The Israeli army announced the death of 30 soldiers on October 7. Israel ground incursion into Gaza has been focused on the south of Gaza City in the Al-Zaytoun area to cut the main Salah al-Deen Street. It is also moving forces from the northwest of the strip down Rashid Street and from the northeast near Beit Hanoun and Beit Lahia.
Chad and Turkey recall ambassadors
Israel is grappling with widespread protests against its military operations in the Gaza Strip, which is now causing a diplomatic headache, as Chad and Turkey were the latest countries to recall their ambassadors from Tel Aviv. Chad said on Sunday that it has done so since the country was concerned with the “waves of unprecedented deadly violence in the Gaza Strip. Faced with this tragedy, Chad condemns the loss of lives of many innocent civilians.” It added that a “ceasefire leading to a lasting solution to the Palestinian question” should be declared.

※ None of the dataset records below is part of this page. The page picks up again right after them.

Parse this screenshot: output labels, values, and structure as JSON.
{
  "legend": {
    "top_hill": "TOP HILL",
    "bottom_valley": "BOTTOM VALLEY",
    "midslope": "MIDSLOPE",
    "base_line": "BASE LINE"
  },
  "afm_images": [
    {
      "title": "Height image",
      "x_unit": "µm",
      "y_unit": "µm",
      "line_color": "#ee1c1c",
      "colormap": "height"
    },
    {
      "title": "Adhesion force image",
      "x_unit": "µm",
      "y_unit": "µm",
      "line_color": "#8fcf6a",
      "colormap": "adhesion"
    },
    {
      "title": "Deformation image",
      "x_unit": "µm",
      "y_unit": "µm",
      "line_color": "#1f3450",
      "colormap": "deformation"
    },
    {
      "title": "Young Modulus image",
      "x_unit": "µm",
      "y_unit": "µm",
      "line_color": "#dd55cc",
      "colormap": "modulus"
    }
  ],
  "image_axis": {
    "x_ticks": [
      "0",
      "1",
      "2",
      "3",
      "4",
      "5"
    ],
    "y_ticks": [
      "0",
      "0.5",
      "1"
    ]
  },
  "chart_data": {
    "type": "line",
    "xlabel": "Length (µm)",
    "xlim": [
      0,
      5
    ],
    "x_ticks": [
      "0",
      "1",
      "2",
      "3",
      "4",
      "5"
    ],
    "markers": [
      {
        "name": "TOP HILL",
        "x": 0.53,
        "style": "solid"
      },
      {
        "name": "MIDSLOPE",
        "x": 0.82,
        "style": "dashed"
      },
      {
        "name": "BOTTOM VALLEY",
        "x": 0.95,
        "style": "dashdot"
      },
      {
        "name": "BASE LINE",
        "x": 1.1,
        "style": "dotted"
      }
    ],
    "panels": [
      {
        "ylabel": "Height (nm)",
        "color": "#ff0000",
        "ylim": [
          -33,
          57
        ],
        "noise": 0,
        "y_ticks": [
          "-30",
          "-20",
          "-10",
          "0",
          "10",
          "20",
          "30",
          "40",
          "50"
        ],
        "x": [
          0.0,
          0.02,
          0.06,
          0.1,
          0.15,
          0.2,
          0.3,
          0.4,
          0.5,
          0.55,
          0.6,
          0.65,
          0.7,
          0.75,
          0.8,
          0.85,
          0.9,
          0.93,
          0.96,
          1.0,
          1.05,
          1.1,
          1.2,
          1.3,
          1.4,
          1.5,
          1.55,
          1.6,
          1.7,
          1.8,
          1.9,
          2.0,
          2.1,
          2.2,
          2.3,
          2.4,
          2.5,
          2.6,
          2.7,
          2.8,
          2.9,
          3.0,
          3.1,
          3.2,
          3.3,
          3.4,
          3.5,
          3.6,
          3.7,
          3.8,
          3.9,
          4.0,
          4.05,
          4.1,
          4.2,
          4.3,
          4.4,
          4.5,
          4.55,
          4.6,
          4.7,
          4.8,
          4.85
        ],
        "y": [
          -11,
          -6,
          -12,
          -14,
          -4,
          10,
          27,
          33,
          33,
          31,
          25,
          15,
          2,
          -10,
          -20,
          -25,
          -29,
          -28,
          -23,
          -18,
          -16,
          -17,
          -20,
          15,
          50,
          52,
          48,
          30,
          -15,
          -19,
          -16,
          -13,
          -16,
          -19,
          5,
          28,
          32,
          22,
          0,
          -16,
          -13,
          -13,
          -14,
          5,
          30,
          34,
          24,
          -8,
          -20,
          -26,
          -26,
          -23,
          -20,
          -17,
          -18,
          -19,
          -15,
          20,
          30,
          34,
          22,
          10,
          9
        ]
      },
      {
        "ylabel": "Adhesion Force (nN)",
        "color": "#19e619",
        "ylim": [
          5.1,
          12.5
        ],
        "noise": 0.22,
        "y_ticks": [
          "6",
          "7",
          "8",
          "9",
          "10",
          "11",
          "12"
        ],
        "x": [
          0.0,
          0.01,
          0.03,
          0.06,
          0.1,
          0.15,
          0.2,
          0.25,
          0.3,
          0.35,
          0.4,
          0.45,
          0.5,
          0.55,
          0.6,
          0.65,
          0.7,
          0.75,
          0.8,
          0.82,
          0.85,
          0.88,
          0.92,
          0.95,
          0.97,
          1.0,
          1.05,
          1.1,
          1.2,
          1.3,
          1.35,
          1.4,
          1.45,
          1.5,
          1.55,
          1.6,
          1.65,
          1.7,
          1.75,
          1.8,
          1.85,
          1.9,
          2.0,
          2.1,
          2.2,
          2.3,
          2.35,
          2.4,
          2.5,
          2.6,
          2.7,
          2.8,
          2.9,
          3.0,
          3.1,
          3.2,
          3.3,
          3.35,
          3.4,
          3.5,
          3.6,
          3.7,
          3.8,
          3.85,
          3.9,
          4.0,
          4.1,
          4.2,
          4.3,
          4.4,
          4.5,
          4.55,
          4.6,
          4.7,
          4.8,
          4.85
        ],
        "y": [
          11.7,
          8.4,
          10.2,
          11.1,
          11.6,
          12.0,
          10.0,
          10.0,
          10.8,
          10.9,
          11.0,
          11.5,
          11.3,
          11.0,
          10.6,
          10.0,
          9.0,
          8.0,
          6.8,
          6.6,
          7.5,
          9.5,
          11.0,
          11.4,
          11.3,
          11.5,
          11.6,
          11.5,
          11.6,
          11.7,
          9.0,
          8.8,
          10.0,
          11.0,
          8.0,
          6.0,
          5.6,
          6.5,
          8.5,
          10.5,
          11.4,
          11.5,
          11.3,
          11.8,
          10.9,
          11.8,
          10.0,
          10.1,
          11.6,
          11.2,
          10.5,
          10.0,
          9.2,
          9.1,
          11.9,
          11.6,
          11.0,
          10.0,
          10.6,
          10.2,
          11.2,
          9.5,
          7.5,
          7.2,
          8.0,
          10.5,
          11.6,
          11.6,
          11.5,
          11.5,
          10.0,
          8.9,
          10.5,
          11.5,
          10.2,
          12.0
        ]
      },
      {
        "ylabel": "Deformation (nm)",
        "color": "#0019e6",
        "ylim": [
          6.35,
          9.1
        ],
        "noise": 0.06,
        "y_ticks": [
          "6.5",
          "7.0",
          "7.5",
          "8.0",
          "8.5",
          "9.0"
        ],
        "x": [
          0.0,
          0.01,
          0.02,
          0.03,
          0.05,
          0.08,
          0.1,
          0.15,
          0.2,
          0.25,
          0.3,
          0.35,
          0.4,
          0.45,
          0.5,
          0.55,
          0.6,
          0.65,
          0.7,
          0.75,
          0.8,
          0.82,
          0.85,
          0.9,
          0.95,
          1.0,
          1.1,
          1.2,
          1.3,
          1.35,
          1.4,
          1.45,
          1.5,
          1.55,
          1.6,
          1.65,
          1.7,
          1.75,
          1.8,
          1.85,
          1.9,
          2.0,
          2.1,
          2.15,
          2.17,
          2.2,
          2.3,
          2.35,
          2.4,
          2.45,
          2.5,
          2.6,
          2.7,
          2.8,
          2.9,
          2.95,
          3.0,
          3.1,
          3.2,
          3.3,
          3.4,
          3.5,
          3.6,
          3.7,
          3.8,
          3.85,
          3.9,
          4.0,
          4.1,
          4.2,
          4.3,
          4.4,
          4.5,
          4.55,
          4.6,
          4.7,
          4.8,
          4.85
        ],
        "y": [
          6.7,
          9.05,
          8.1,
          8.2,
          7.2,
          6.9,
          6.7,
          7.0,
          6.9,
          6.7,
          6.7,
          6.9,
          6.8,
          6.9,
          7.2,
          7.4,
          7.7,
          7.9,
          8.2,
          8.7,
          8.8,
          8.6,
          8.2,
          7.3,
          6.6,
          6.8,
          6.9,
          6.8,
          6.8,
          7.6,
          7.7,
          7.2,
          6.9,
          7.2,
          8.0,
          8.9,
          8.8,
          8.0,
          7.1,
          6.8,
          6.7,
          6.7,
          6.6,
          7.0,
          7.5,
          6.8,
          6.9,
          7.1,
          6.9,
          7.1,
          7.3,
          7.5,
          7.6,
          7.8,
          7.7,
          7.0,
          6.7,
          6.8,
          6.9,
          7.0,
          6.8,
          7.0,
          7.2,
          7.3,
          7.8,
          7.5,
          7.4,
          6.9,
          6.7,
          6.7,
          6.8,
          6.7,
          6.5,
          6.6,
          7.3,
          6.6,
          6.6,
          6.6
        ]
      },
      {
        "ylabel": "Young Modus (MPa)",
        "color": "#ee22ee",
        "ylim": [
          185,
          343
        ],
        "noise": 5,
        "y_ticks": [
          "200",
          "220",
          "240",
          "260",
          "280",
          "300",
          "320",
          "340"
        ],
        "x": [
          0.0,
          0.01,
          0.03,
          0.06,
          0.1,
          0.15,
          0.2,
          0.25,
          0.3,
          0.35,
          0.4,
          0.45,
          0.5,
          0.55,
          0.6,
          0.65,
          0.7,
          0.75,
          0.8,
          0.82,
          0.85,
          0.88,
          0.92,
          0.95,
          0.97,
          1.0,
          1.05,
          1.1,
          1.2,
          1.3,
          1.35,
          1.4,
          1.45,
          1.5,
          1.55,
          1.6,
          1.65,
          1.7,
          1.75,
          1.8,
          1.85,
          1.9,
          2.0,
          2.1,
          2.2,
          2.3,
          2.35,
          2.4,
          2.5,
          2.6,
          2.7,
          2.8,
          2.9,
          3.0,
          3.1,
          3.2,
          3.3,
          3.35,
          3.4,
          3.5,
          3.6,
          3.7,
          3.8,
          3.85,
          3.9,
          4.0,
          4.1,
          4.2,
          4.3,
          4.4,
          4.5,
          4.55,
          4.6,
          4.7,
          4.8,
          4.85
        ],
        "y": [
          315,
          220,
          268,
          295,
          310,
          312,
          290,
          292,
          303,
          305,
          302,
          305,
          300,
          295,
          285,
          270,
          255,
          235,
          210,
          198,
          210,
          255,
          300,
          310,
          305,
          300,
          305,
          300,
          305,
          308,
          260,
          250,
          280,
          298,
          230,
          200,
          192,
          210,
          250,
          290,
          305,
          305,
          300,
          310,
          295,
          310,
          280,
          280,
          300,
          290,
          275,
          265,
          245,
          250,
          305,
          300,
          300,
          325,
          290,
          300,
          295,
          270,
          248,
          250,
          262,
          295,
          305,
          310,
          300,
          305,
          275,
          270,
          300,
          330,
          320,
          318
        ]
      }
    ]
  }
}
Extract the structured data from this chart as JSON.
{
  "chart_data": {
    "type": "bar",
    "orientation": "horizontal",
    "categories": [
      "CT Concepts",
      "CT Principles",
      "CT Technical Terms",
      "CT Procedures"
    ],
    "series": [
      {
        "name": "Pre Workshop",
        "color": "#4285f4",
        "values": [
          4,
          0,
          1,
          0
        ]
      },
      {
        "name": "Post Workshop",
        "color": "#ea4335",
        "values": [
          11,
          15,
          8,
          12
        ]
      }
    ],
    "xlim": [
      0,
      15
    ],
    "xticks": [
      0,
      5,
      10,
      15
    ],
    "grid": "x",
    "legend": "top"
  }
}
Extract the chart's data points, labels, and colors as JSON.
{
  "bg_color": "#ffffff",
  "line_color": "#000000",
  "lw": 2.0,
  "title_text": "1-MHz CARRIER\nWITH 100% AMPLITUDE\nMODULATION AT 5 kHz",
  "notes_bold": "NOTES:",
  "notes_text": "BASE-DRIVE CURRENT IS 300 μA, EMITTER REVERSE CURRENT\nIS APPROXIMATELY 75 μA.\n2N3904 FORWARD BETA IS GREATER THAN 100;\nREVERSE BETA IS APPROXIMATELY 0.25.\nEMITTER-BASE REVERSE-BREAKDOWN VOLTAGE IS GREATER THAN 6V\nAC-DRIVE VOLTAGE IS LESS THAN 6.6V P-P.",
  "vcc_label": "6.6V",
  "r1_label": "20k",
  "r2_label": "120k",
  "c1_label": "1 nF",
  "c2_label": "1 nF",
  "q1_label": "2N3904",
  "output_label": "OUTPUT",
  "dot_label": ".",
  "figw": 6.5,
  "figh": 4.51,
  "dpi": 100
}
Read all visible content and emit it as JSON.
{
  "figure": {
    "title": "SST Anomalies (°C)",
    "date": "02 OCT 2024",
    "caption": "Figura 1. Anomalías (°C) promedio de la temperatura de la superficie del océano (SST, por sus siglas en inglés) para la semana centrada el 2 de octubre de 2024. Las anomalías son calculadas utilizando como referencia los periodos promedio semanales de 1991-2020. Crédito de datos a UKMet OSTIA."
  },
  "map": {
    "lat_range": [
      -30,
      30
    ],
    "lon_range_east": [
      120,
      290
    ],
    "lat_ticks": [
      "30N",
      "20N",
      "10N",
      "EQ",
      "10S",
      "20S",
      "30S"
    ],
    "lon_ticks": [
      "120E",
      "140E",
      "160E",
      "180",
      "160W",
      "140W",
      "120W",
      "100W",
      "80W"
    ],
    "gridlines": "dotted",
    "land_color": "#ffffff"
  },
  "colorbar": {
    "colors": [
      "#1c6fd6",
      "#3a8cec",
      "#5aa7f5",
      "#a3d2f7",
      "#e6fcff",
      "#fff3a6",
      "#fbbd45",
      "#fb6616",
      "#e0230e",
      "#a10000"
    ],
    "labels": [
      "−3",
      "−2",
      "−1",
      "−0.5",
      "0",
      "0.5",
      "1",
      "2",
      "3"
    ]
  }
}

Turkey’s tone was louder, though it stopped short of completely severing ties with Israel as Bolivia has done. President Recep Tayyip Erdogan said, “Netanyahu is no longer someone we can talk to. We have written him off.” He added that “completely severing ties [with Israel] is not possible, especially in international diplomacy.”
The Turkish foreign ministry said that Ambassador Sakir Ozkan Torunlar was summoned to Ankara “in view of the unfolding humanitarian tragedy in Gaza caused by the continuing attacks by Israel against civilians, and Israel’s refusal of a ceasefire.”